We might be uneasy with so much forgiveness talk. We certainly are not the first. Matthew tells a story about people uneasy with Jesus and his forgiveness policies. In this story we meet a paralyzed man. It is no surprise at this point that Jesus looks at the man, assesses his needs, then forgives the man’s sins. Others thought this was inappropriate, even blasphemous. We know how this story goes. Matthew wants us to know that in this kingdom, the king of the kingdom has authority to do anything. But everyone is not convinced so Jesus asks a question, “which do you think is simpler, to say, I forgive your sins or get up and walk?” We know what they are thinking. Anyone can say they forgive sins. Jesus turns to the paralyzed man and says “Get up, take your bed and go home.” Matthew does not leave us in suspense long, “and the man did it.”

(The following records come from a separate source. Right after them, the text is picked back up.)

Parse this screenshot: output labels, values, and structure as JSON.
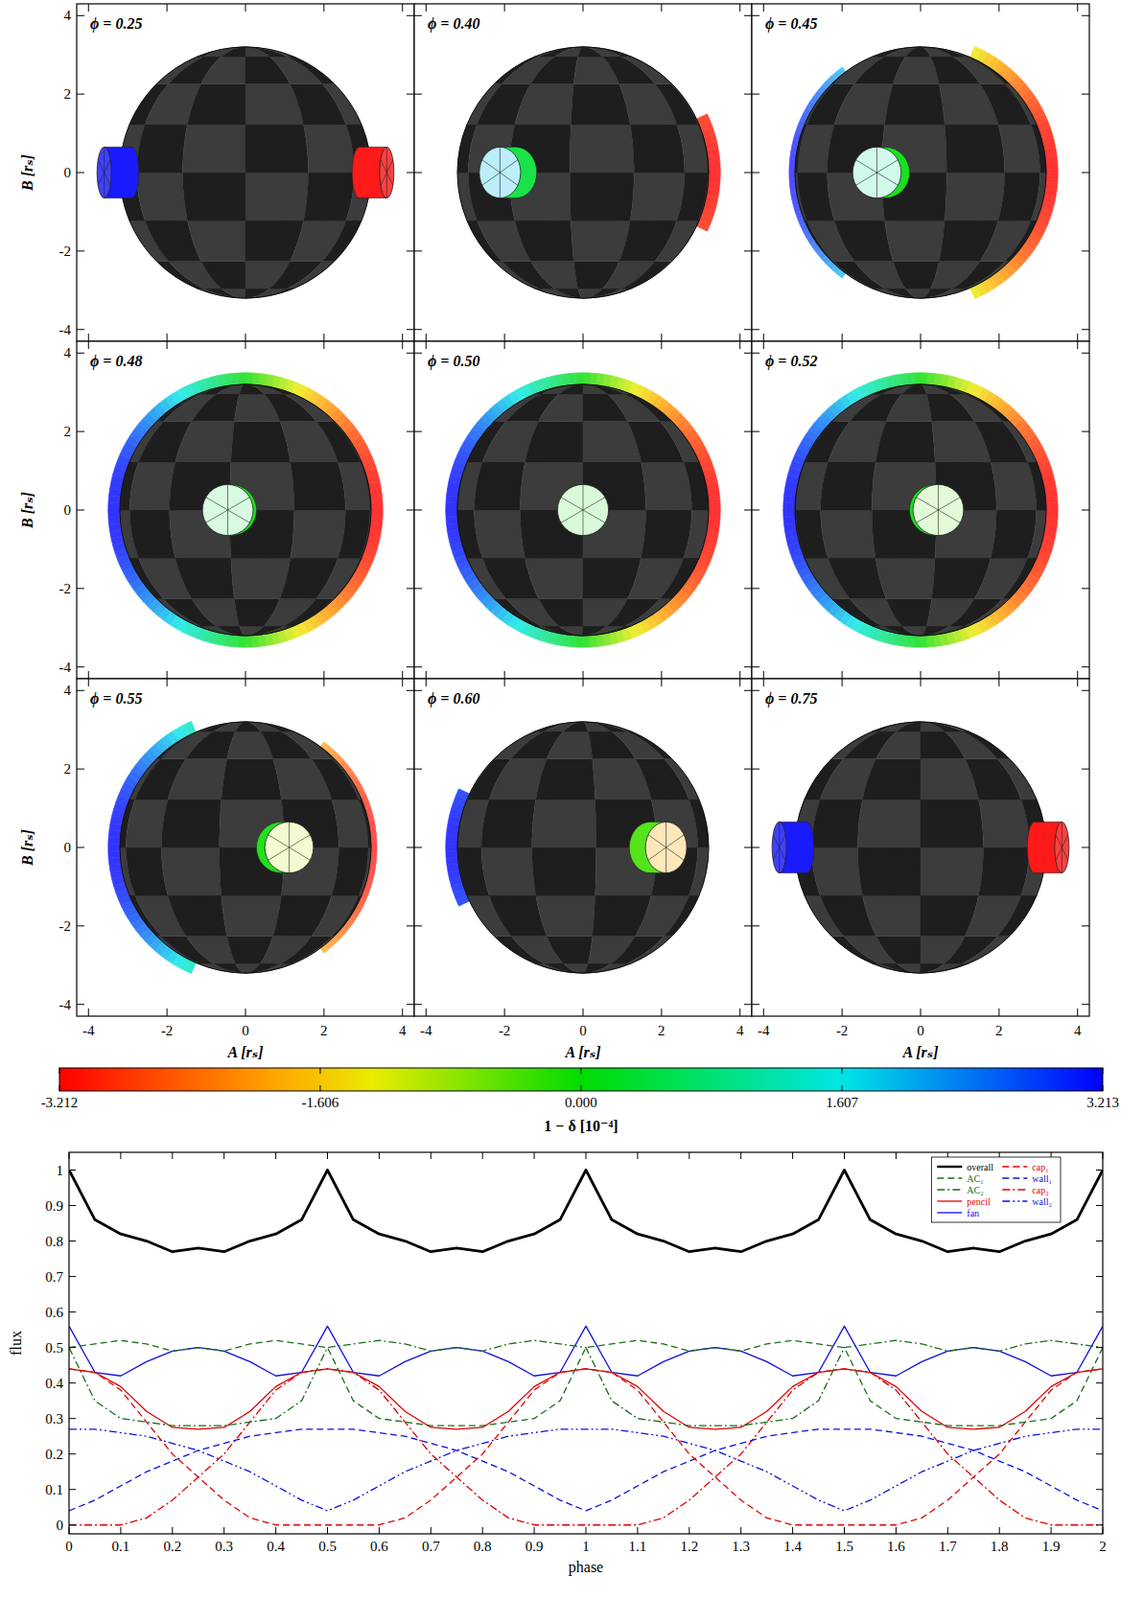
{
  "panels": {
    "items": [
      {
        "label": "ϕ = 0.25",
        "phase": 0.25
      },
      {
        "label": "ϕ = 0.40",
        "phase": 0.4
      },
      {
        "label": "ϕ = 0.45",
        "phase": 0.45
      },
      {
        "label": "ϕ = 0.48",
        "phase": 0.48
      },
      {
        "label": "ϕ = 0.50",
        "phase": 0.5
      },
      {
        "label": "ϕ = 0.52",
        "phase": 0.52
      },
      {
        "label": "ϕ = 0.55",
        "phase": 0.55
      },
      {
        "label": "ϕ = 0.60",
        "phase": 0.6
      },
      {
        "label": "ϕ = 0.75",
        "phase": 0.75
      }
    ],
    "xlabel": "A [rₛ]",
    "ylabel": "B [rₛ]",
    "xlim": [
      -4.3,
      4.3
    ],
    "ylim": [
      -4.3,
      4.3
    ],
    "xticks": [
      -4,
      -2,
      0,
      2,
      4
    ],
    "yticks": [
      -4,
      -2,
      0,
      2,
      4
    ]
  },
  "colorbar": {
    "label": "1 − δ [10⁻⁴]",
    "range": [
      -3.212,
      3.213
    ],
    "ticks": [
      -3.212,
      -1.606,
      {
        "value": 0,
        "label": "0.000"
      },
      1.607,
      3.213
    ]
  },
  "chart_data": {
    "type": "line",
    "xlabel": "phase",
    "ylabel": "flux",
    "x": [
      0,
      0.05,
      0.1,
      0.15,
      0.2,
      0.25,
      0.3,
      0.35,
      0.4,
      0.45,
      0.5,
      0.55,
      0.6,
      0.65,
      0.7,
      0.75,
      0.8,
      0.85,
      0.9,
      0.95,
      1,
      1.05,
      1.1,
      1.15,
      1.2,
      1.25,
      1.3,
      1.35,
      1.4,
      1.45,
      1.5,
      1.55,
      1.6,
      1.65,
      1.7,
      1.75,
      1.8,
      1.85,
      1.9,
      1.95,
      2
    ],
    "xlim": [
      0,
      2
    ],
    "ylim": [
      -0.025,
      1.05
    ],
    "xticks": [
      0,
      0.1,
      0.2,
      0.3,
      0.4,
      0.5,
      0.6,
      0.7,
      0.8,
      0.9,
      1,
      1.1,
      1.2,
      1.3,
      1.4,
      1.5,
      1.6,
      1.7,
      1.8,
      1.9,
      2
    ],
    "yticks": [
      0,
      0.1,
      0.2,
      0.3,
      0.4,
      0.5,
      0.6,
      0.7,
      0.8,
      0.9,
      1
    ],
    "legend": "upper right",
    "series": [
      {
        "name": "overall",
        "color": "#000000",
        "line_style": "solid",
        "values": [
          1.0,
          0.86,
          0.82,
          0.8,
          0.77,
          0.78,
          0.77,
          0.8,
          0.82,
          0.86,
          1.0,
          0.86,
          0.82,
          0.8,
          0.77,
          0.78,
          0.77,
          0.8,
          0.82,
          0.86,
          1.0,
          0.86,
          0.82,
          0.8,
          0.77,
          0.78,
          0.77,
          0.8,
          0.82,
          0.86,
          1.0,
          0.86,
          0.82,
          0.8,
          0.77,
          0.78,
          0.77,
          0.8,
          0.82,
          0.86,
          1.0
        ]
      },
      {
        "name": "AC₁",
        "color": "#1a6e1a",
        "line_style": "dashed",
        "values": [
          0.5,
          0.51,
          0.52,
          0.51,
          0.49,
          0.5,
          0.49,
          0.51,
          0.52,
          0.51,
          0.5,
          0.35,
          0.3,
          0.29,
          0.28,
          0.28,
          0.28,
          0.29,
          0.3,
          0.35,
          0.5,
          0.51,
          0.52,
          0.51,
          0.49,
          0.5,
          0.49,
          0.51,
          0.52,
          0.51,
          0.5,
          0.35,
          0.3,
          0.29,
          0.28,
          0.28,
          0.28,
          0.29,
          0.3,
          0.35,
          0.5
        ]
      },
      {
        "name": "AC₂",
        "color": "#1a6e1a",
        "line_style": "dashdot",
        "values": [
          0.5,
          0.35,
          0.3,
          0.29,
          0.28,
          0.28,
          0.28,
          0.29,
          0.3,
          0.35,
          0.5,
          0.51,
          0.52,
          0.51,
          0.49,
          0.5,
          0.49,
          0.51,
          0.52,
          0.51,
          0.5,
          0.35,
          0.3,
          0.29,
          0.28,
          0.28,
          0.28,
          0.29,
          0.3,
          0.35,
          0.5,
          0.51,
          0.52,
          0.51,
          0.49,
          0.5,
          0.49,
          0.51,
          0.52,
          0.51,
          0.5
        ]
      },
      {
        "name": "pencil",
        "color": "#e00000",
        "line_style": "solid",
        "values": [
          0.44,
          0.43,
          0.39,
          0.32,
          0.275,
          0.27,
          0.275,
          0.32,
          0.39,
          0.43,
          0.44,
          0.43,
          0.39,
          0.32,
          0.275,
          0.27,
          0.275,
          0.32,
          0.39,
          0.43,
          0.44,
          0.43,
          0.39,
          0.32,
          0.275,
          0.27,
          0.275,
          0.32,
          0.39,
          0.43,
          0.44,
          0.43,
          0.39,
          0.32,
          0.275,
          0.27,
          0.275,
          0.32,
          0.39,
          0.43,
          0.44
        ]
      },
      {
        "name": "fan",
        "color": "#1010e0",
        "line_style": "solid",
        "values": [
          0.56,
          0.43,
          0.42,
          0.46,
          0.49,
          0.5,
          0.49,
          0.46,
          0.42,
          0.43,
          0.56,
          0.43,
          0.42,
          0.46,
          0.49,
          0.5,
          0.49,
          0.46,
          0.42,
          0.43,
          0.56,
          0.43,
          0.42,
          0.46,
          0.49,
          0.5,
          0.49,
          0.46,
          0.42,
          0.43,
          0.56,
          0.43,
          0.42,
          0.46,
          0.49,
          0.5,
          0.49,
          0.46,
          0.42,
          0.43,
          0.56
        ]
      },
      {
        "name": "cap₁",
        "color": "#e00000",
        "line_style": "dashed",
        "values": [
          0.44,
          0.43,
          0.38,
          0.29,
          0.2,
          0.135,
          0.07,
          0.02,
          0,
          0,
          0,
          0,
          0,
          0.02,
          0.07,
          0.135,
          0.2,
          0.29,
          0.38,
          0.43,
          0.44,
          0.43,
          0.38,
          0.29,
          0.2,
          0.135,
          0.07,
          0.02,
          0,
          0,
          0,
          0,
          0,
          0.02,
          0.07,
          0.135,
          0.2,
          0.29,
          0.38,
          0.43,
          0.44
        ]
      },
      {
        "name": "wall₁",
        "color": "#1010e0",
        "line_style": "dashed",
        "values": [
          0.04,
          0.07,
          0.11,
          0.15,
          0.18,
          0.21,
          0.23,
          0.25,
          0.26,
          0.27,
          0.27,
          0.27,
          0.26,
          0.25,
          0.23,
          0.21,
          0.18,
          0.15,
          0.11,
          0.07,
          0.04,
          0.07,
          0.11,
          0.15,
          0.18,
          0.21,
          0.23,
          0.25,
          0.26,
          0.27,
          0.27,
          0.27,
          0.26,
          0.25,
          0.23,
          0.21,
          0.18,
          0.15,
          0.11,
          0.07,
          0.04
        ]
      },
      {
        "name": "cap₂",
        "color": "#e00000",
        "line_style": "dashdot",
        "values": [
          0,
          0,
          0,
          0.02,
          0.07,
          0.135,
          0.2,
          0.29,
          0.38,
          0.43,
          0.44,
          0.43,
          0.38,
          0.29,
          0.2,
          0.135,
          0.07,
          0.02,
          0,
          0,
          0,
          0,
          0,
          0.02,
          0.07,
          0.135,
          0.2,
          0.29,
          0.38,
          0.43,
          0.44,
          0.43,
          0.38,
          0.29,
          0.2,
          0.135,
          0.07,
          0.02,
          0,
          0,
          0
        ]
      },
      {
        "name": "wall₂",
        "color": "#1010e0",
        "line_style": "dashdotdot",
        "values": [
          0.27,
          0.27,
          0.26,
          0.25,
          0.23,
          0.21,
          0.18,
          0.15,
          0.11,
          0.07,
          0.04,
          0.07,
          0.11,
          0.15,
          0.18,
          0.21,
          0.23,
          0.25,
          0.26,
          0.27,
          0.27,
          0.27,
          0.26,
          0.25,
          0.23,
          0.21,
          0.18,
          0.15,
          0.11,
          0.07,
          0.04,
          0.07,
          0.11,
          0.15,
          0.18,
          0.21,
          0.23,
          0.25,
          0.26,
          0.27,
          0.27
        ]
      }
    ]
  }
}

We are beginning to get the importance of forgiveness in this prayer. The importance of forgiveness in this kingdom. Wherever Jesus goes, whoever he is with – forgiveness is his default strategy. Jesus is throwing forgiveness around like he found it at a wholesale club on discount.
One of the more well-known stories we have in the New Testament is a story about a running man. Today it is trendy to run. Clothing manufacturers might not care if you run but they want you to look like you run. Shoe manufacturers want you to wear shoes they have designed just for running. Dignified people are photographed while running. But when the story of the running man was told dignified people did not run. Dignified people did not even walk fast. But Jesus tells us a story about a running man. A man who embarrasses himself by his lack of dignity. It is more embarrassing when we realize he is running to greet one who is a disgrace, one who has embarrassed the family.

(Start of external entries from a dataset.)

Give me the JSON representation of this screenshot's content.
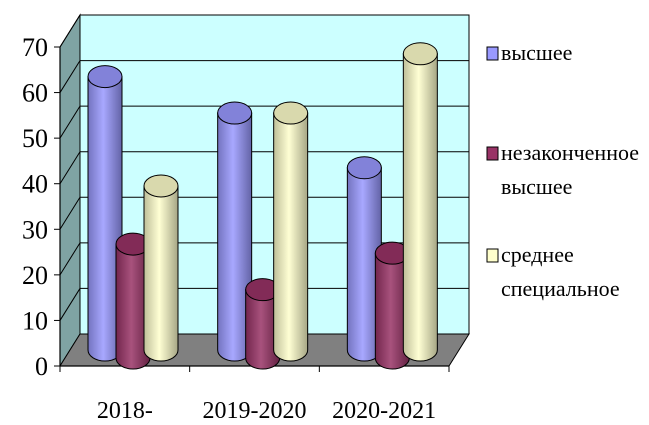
{
  "chart_data": {
    "type": "bar",
    "style": "3d-cylinder",
    "categories": [
      "2018-",
      "2019-2020",
      "2020-2021"
    ],
    "series": [
      {
        "name": "высшее",
        "values": [
          60,
          52,
          40
        ],
        "color": "#9999FF"
      },
      {
        "name": "незаконченное высшее",
        "values": [
          25,
          15,
          23
        ],
        "color": "#993366"
      },
      {
        "name": "среднее специальное",
        "values": [
          36,
          52,
          65
        ],
        "color": "#FFFFCC"
      }
    ],
    "yticks": [
      0,
      10,
      20,
      30,
      40,
      50,
      60,
      70
    ],
    "ylim": [
      0,
      70
    ],
    "grid": true,
    "legend": "right",
    "wall_color": "#CCFFFF",
    "floor_color": "#808080"
  }
}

Sometimes we call this story the prodigal son, today we will call it the running man. We need stories like the running man because without them we cannot know the shocking undeservedness of what it means to pray “forgive us our debts, as we forgive our debtors.” We need stories like the running man because we are not always convinced we need forgiven. And not always willing to forgive others. We need stories like the running man because we are inclined to think that people get what they deserve. Jesus is telling us about a kingdom that is ruled by a King who wants to forgive so badly that he will be like an undignified running man who cannot wait to meet a disgraced child.
We might be catching on that when we pray “forgive us our debts” God really wants to forgive. But this part “as we forgive our debtors,” That is still so complicated, it still seems so reckless. Not surprisingly, this has been questioned also. Matthew tells us that Peter wants to know how this works. Jesus has been throwing forgiveness around willy-nilly. Does it ever run out? Should we budget forgiveness? Should we reserve it for those more deserving? How many times? How about seven? Jesus replies, “seven, hardly. Try seventy times seven.”
It is so much easier to talk about forgiveness than it is to forgive someone who has really wronged you. Yet we gather to acknowledge, to receive, and to proclaim forgiveness. We are learning a new language. We are the representatives of forgiveness – called to the ministry of forgiveness. “forgive us… as we forgive our debtors.”